The Tragic Death of Sacramento Kings Swingman Ricky Berry
What happened to Ricky Berry? There was a suicide note that wasn’t overly specific. To mostly everyone, Berry seemed fine. He was just drafted by the Sacramento Kings and played his first year in the National Basketball Association. He seemed stressed, but not depressed. On Aug. 14, 1989, Berry took is own life and more than 30 years later, there are still some questions.
Ricky Berry’s basketball career
Ricky Berry was the son of Bill Berry, a former college basketball player and coach. Ricky Berry was a 6-foot-8 forward who went on to play college basketball at Oregon State. After his first season at Oregon State, Berry transferred to San Jose State where he played for his father.
After sitting out a year because of the transfer, Berry played three years at San Jose State. In his first season with San Jose State, Berry averaged 17.7 points and 4.9 rebounds per game. He steadily increased his performance over the next two seasons. In his junior year, he averaged 20.2 points per game. In his final season, Berry put up 24.2 points and 7.2 rebounds per contest.
Berry is one of just three players to have his jersey (No. 34) retired at the school. He went on to become a first-round pick of the Sacramento Kings in the 1988 NBA draft. He was selected 18th overall. Berry played 64 games in his rookie season, averaging 22 minutes and 11 points per game.
The suicide of Ricky Berry
According to The Associated Press, Ricky Berry had an argument with his wife on Aug. 14, 1989. The argument reportedly took place about an hour before Berry put a gun to his head and pulled the trigger. His suicide note reportedly stated his wife, Valerie, didn’t love him and she was trying to take advantage of him.
Anything beyond that is pure speculation – even 30 years later. One year after the incident, former Phoenix Suns all-star point guard Kevin Johnson, a good friend of Berry’s, hinted there had to be more than just marital issues. “I know his wife,” Johnson said in the Los Angeles Times. “She’s a very nice lady, and if they had some marital problems or a spat, it wouldn’t be anything than any other husband and wife had. From what I saw, there was nothing extreme. It was just a good, normal marriage.”
According to the LA Times, psychiatrists speculated Berry may have taken his life for more reasons other than marital problems. He had just purchased a new home, was going to be relied on more heavily by the Kings, and those pressures may have had an influence. “(Ricky) was the kind of guy who didn’t say a whole lot,” says Eric Saulny, a San Jose State assistant coach. “Maybe there was something inside of him that nobody knew. Obviously, there was.”
Berry seemed to have it all
Many who knew Ricky Berry or those who just watched him play basketball saw his potential. He was talented and had come on strong in his rookie year with the Sacramento Kings. Berry averaged better than 18 points a game over the final six weeks of the season and played more than 35 minutes per game.

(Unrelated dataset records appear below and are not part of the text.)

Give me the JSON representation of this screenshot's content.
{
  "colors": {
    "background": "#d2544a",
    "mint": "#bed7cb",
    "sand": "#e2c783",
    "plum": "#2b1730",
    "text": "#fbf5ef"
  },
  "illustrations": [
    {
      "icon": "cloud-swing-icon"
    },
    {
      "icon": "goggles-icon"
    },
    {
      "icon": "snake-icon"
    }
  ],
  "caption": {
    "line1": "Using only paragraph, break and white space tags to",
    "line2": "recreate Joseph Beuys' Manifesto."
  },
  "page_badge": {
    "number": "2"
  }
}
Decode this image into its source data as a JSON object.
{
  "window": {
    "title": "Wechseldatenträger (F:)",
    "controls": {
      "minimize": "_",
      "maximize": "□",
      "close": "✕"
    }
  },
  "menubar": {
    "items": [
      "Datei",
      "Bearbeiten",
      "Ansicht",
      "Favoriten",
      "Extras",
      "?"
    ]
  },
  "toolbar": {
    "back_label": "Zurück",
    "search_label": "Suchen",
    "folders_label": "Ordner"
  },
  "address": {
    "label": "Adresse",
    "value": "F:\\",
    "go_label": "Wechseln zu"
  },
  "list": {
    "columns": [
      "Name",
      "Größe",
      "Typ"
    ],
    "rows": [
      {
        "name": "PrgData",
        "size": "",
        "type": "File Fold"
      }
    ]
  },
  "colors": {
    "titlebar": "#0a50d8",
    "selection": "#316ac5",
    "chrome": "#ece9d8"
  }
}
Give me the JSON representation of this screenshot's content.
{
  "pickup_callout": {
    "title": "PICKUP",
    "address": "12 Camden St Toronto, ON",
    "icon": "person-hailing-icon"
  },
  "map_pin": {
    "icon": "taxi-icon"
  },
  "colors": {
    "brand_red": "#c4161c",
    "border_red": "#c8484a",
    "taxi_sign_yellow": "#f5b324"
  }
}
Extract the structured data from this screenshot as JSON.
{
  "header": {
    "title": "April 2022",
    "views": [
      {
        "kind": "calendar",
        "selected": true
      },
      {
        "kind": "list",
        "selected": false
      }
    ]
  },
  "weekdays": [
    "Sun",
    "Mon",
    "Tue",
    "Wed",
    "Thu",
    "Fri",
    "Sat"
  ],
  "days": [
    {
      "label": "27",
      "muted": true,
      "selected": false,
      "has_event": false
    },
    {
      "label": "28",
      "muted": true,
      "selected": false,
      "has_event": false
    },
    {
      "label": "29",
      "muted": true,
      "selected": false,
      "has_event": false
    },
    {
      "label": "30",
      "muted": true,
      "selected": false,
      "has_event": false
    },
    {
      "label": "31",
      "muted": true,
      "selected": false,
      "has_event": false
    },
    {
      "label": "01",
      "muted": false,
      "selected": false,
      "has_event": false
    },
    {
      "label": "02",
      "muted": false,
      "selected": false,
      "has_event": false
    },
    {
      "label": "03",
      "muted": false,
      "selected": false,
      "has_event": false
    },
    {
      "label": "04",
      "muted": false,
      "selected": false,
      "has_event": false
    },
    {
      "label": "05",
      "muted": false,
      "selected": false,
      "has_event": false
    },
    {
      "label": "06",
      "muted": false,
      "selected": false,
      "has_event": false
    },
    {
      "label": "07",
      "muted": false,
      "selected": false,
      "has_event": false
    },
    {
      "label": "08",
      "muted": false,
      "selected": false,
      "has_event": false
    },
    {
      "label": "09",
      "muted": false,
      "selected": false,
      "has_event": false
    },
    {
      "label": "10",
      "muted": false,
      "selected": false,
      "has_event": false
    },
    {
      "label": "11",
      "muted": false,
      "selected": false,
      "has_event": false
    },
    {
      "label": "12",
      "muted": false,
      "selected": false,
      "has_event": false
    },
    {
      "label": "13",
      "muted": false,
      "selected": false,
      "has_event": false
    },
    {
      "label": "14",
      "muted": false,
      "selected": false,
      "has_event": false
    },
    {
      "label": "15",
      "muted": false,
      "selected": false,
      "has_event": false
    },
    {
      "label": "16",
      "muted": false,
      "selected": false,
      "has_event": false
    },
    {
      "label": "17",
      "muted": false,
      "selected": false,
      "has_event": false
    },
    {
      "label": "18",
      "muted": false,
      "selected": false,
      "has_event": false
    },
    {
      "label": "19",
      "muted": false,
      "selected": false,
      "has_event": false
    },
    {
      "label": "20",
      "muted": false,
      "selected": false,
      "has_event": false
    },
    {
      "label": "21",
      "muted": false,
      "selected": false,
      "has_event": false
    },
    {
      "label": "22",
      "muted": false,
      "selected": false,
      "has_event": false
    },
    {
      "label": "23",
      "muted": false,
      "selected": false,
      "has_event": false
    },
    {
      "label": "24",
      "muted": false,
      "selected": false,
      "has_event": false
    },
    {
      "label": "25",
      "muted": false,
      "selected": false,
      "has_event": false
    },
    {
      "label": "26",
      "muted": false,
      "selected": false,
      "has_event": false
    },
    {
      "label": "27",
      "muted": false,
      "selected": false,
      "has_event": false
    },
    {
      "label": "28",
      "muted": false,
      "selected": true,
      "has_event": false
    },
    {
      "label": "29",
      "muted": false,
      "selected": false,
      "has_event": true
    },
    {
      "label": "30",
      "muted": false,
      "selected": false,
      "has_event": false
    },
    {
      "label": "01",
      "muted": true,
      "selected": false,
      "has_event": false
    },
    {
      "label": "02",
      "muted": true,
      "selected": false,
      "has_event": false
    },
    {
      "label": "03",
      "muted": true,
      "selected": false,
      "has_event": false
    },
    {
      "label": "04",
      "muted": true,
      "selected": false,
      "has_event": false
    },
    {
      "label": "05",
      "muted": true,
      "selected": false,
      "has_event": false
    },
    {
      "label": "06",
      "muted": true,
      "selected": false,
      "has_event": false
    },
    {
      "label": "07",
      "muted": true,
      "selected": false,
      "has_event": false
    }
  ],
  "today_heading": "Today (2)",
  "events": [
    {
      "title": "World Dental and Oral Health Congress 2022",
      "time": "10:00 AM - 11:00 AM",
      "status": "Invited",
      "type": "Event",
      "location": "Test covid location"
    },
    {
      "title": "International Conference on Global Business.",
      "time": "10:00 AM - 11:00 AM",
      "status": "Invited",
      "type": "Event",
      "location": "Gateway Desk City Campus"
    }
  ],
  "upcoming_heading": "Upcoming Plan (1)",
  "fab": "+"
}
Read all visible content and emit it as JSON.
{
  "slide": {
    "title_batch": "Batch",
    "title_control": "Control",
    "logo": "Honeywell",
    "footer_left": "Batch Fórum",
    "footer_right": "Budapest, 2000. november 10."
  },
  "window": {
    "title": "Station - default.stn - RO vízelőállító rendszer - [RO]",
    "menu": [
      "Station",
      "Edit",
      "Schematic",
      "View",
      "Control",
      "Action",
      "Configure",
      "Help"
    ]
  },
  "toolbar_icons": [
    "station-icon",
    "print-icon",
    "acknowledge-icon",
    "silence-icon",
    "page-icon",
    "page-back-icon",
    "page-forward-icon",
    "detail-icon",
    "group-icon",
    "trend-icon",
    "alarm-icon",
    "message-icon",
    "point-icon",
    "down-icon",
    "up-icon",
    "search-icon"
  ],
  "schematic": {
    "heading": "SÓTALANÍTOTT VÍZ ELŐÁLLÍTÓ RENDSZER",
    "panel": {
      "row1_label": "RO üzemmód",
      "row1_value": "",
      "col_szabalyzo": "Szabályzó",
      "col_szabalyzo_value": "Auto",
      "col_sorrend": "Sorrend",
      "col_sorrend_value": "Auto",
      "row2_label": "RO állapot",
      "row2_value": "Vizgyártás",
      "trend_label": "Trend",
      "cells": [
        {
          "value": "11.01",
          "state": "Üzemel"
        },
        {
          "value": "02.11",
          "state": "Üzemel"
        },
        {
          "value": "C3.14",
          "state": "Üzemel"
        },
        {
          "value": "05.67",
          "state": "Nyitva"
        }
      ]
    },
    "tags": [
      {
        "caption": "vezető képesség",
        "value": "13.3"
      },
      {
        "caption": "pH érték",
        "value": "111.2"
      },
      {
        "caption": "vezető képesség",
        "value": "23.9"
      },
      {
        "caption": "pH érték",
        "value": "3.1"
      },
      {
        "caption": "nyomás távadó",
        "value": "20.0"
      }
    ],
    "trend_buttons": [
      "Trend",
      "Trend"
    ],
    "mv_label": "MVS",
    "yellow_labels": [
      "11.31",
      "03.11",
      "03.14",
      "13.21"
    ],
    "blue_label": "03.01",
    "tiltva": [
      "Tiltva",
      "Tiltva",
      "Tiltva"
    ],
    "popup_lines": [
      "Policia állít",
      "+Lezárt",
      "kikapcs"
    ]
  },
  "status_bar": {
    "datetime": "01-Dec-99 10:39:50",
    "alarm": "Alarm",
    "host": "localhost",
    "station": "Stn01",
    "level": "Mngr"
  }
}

“He turned himself into this tremendous 3-point shooter,” former Kings center Ed Pinckney told The Undefeated. “He was draining shots from all over the place. Late in his first year, he was finally figuring it out and feeling good about himself. He would always say, ‘I am better than this.’”
Dave Bollwinkel, a former assistant at San Jose State, said Berry had all the makings of an NBA All-star. “He was 6-8, and if you guarded him with a shooting guard, we’d post you,” Bollwinkel said. “If you guarded him with a small forward, we’d go outside with you. You were either damned if you did and damned if you didn’t defensively.”
Former Kings guard Kenny Smith put it simply. “He was Reggie Miller with a handle,” he said.